Alle soglie della solennità dei santi, gettiamo uno sguardo oltre l’orizzonte terreno. Là, i nostri occhi contemplano la famiglia di Dio costituita dai santi, descritta nei capp. 21-22 dell’Apocalisse. È significativo che Giovanni, il Veggente, usi i simboli nuziali biblici per raffigurare questa comunità. Infatti, di scena è l’Agnello Cristo e la sua Sposa che è la Gerusalemme nuova. Essi hanno una casa ove risiedono tutti i giusti: «Ecco la tenda di Dio con gli uomini, egli abiterà con loro ed essi saranno suoi popoli ed egli sarà il Dio con loro, il loro Dio» (21,3).
È una famiglia multietnica: «Ecco, una moltitudine immensa che nessuno poteva contare, di ogni nazione, tribù, popolo e lingua» (7,9). Da essa vengono espulsi coloro che hanno negato nella loro vita la fede e la misericordia: «Fuori i cani, i maghi, gli immorali, gli omicidi, gli idolatri e chiunque ama e pratica la menzogna» (22,15). Infatti, «per i vili, gli increduli, gli abietti, gli omicidi, gli immorali, i maghi, gli idolatri e per tutti i mentitori è riservato lo stagno ardente di fuoco e di zolfo» (21,8). In azione è, dunque, anche la giustizia divina.
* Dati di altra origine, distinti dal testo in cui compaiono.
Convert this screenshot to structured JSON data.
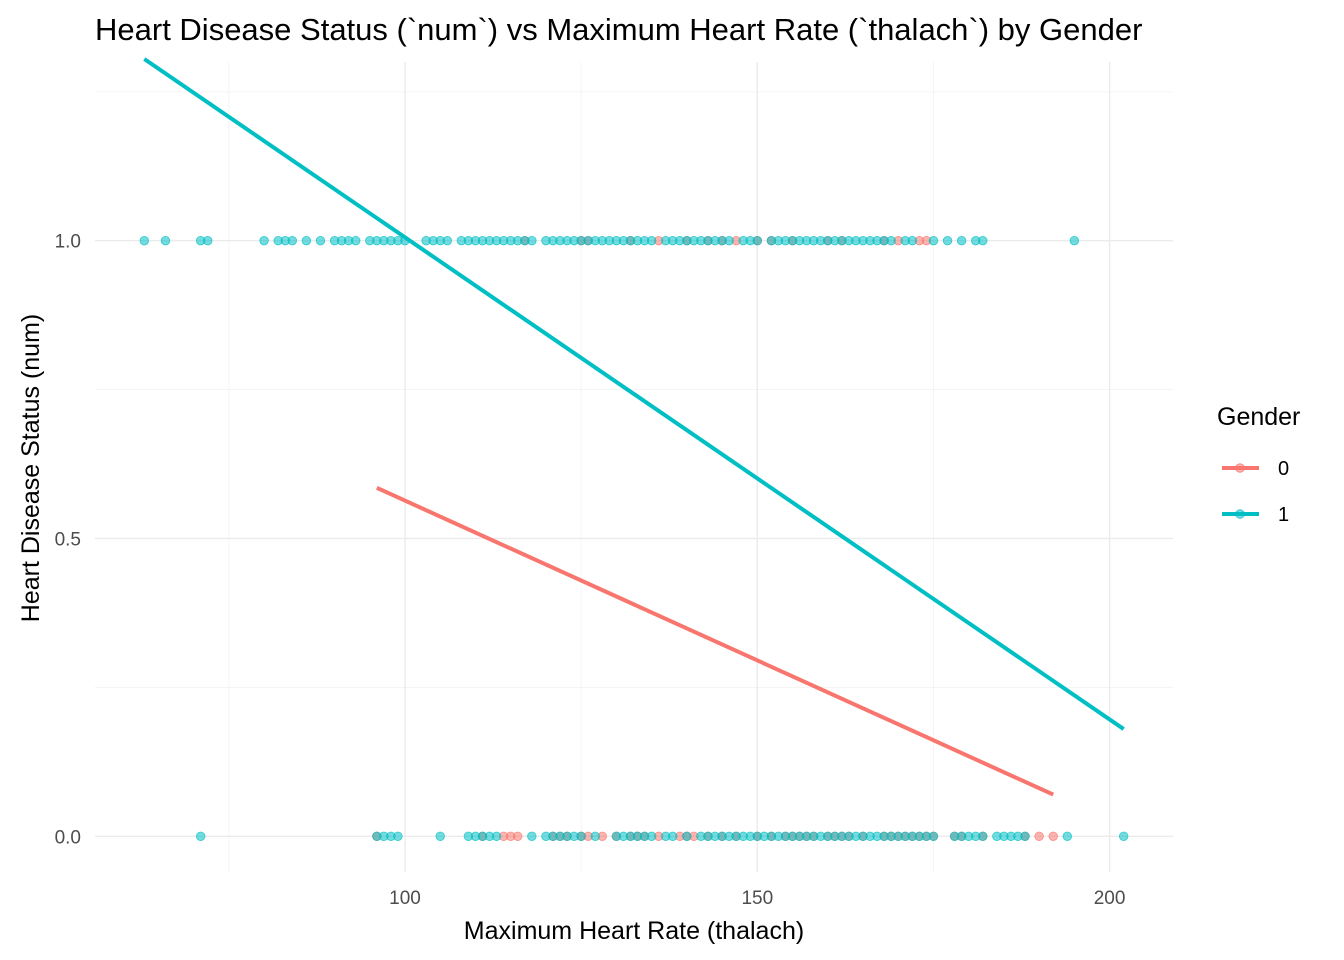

Ma ciò che domina è la misericordia amorosa del Signore che si rivela veramente padre. Infatti, «egli asciugherà ogni lacrima dai loro occhi e non vi sarà più la morte, né lutto né lamento né affanno» (21,4). In ogni casa terrena, accanto alla gioia e al sorriso, sono insediati ospiti meno graditi come la sofferenza e la morte. La nuova tenda che Dio prepara nella sua città sarà, invece, libera da queste presenze amare e tragiche: «Non vi sarà più maledizione» (22,3).
Anzi, il Giovanni dell’Apocalisse, ereditando un’immagine del profeta Ezechiele (47,1-12), dipingerà la città ove la famiglia di Dio è raccolta per sempre secondo una planimetria segnata da pietre preziose ma anche da «un fiume d’acqua viva, limpido come cristallo che scaturisce dal trono di Dio e dell’Agnello... Da una parte e dall’altra del fiume, si trova un albero della vita che dà frutti dodici volte all’anno, portando frutto ogni mese e le foglie dell’albero servono a guarire le nazioni» (21,1-2).
È suggestiva questa premura di Dio che, ricostruendo il paradiso terrestre con l’albero della vita immortale, si preoccupa anche di curare le ferite che questa comunità così variegata culturalmente, etnicamente e socialmente ha dovuto subire durante la sua esistenza terrena. «A colui che ha sete io darò gratuitamente da bere alla fonte dell’acqua della vita» (21,6). Ed è a questo punto che avviene la piena definizione della famiglia di Dio. Accanto all’Agnello e alla sua Sposa si allineano tutti i santi a ciascuno dei quali il Signore dice: «Io sarò suo Dio ed egli sarà mio figlio» (21,7).
Sul ritratto della Gerusalemme celeste si stende, dunque, il manto dell’amore misericordioso e paterno di Dio, la cui presenza era già registrata, in apertura del libro, per le sette Chiese dell’Asia Minore (capp. 2-3). In ciascuna di esse – dato che ancora erano stanziate nel terreno della storia – si levavano forti alcune parole divine di giudizio severo sul loro operato. Ma risuonava anche la voce della misericordia che sosteneva queste famiglie cristiane riunite nel nome di Gesù: «Al vincitore darò da mangiare dall’albero della vita» (2,7).